A study of public family planning service use found that users from the wealthiest quintile outnumbered those from the poorest quintile in 13 of the 20 low-income countries examined, and that the CPR was significantly higher among the wealthiest quintile in all 20 countries. However, the study also found that countries with a higher CPR had less disparity than those in which a smaller percentage used contraceptives, indicating that increasing the CPR could contribute to reducing inequity (Karim, et al., 2004).

The existing literature on the subject makes it clear that contraceptive prevalence is the single most important proximate determinant of total fertility, a fact that can be demonstrated using empirical evidence (Shah, 2006). Eastwood and Lipton have demonstrated a causal link between lower fertility rates and overall poverty rates at the macro-level and it is not unreasonable to hypothesize that increases in contraceptive prevalence will contribute to poverty reduction in the long term (Eastwood & Lipton, 1998). Other poverty-reduction effects may occur because some forms of contraception also prevent HIV and other sexually transmitted diseases that contribute to poverty.

Becker L, Wolf J, Levine R. 2006. Measuring commitment to health.
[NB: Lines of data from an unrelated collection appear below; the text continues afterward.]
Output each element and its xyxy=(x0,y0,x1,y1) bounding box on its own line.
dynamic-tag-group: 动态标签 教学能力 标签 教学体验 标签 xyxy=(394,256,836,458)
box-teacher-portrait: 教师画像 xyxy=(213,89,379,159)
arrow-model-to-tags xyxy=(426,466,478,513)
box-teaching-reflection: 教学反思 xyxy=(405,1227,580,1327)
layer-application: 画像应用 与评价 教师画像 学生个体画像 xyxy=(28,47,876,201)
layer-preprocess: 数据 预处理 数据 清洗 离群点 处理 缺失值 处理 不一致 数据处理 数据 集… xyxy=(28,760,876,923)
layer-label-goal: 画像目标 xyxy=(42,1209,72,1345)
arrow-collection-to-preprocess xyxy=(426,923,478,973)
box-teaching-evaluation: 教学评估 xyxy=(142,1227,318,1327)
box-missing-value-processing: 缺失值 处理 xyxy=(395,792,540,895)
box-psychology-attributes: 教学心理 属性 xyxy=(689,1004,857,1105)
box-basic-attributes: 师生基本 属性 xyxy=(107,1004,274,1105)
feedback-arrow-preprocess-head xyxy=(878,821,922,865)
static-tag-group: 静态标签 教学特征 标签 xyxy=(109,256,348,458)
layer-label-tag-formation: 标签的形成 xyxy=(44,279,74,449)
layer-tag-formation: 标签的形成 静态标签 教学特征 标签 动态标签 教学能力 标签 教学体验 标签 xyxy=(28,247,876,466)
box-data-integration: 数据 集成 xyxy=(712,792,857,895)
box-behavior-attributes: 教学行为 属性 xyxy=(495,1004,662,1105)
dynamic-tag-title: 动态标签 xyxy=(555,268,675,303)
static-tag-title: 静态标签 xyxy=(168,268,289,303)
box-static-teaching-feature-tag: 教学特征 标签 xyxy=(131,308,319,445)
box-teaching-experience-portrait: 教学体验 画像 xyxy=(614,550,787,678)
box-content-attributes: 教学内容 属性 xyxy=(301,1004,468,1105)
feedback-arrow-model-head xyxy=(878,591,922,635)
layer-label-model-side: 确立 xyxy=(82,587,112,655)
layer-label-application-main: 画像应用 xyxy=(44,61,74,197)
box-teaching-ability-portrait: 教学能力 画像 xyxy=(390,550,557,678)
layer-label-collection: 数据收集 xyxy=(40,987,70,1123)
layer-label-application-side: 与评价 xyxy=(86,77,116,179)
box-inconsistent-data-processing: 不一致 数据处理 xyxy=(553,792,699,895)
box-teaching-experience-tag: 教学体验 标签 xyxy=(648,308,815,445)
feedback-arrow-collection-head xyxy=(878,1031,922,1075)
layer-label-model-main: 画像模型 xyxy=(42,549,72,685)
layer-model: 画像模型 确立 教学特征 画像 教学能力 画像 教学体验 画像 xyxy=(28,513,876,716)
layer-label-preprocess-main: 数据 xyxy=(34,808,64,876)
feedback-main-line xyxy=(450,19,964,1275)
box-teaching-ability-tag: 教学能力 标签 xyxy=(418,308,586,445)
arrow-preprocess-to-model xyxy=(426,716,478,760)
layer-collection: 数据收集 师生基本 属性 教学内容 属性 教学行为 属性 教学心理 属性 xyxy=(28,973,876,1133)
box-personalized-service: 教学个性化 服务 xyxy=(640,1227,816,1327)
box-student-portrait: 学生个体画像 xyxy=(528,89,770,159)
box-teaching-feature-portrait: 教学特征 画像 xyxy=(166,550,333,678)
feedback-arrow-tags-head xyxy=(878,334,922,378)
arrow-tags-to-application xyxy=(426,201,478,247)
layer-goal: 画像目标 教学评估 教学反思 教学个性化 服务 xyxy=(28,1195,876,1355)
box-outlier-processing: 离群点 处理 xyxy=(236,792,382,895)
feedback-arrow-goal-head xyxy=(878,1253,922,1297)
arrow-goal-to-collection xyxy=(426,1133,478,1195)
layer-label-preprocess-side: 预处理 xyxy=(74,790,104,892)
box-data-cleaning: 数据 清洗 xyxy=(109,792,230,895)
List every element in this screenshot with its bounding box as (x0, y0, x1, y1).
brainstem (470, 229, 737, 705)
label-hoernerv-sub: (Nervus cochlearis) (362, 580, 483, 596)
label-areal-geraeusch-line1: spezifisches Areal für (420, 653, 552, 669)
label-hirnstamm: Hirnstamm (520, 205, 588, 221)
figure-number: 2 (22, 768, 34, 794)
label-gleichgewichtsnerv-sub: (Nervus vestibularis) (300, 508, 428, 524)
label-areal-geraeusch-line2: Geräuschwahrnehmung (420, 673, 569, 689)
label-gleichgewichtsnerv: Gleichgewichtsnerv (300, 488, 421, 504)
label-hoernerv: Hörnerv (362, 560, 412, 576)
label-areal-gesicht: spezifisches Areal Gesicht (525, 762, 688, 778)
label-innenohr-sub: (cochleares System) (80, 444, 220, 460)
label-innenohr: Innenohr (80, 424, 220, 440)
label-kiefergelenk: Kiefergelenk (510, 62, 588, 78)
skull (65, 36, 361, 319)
Center for Global Development.

Eastwood R & Lipton M. 1998. “Impact of Changes in Human Fertility on Poverty”. Sussex, United Kingdom. University of Sussex Department of Economics.

Karim A, et al. 2004.  “Equity of Family Planning in Developing Countries”. Arlington, VA, 2004. DELIVER Project. John Snow Inc.

Shah I. 2006. “Levels and Trends in Contraceptive Use”. Geneva. World Health Organization.

Short Fabic M & Jadhav A. 2019. “Standardizing measurement of contraceptive use among unmarried women”. Global Health: Science and Practice, 7(4):564-574.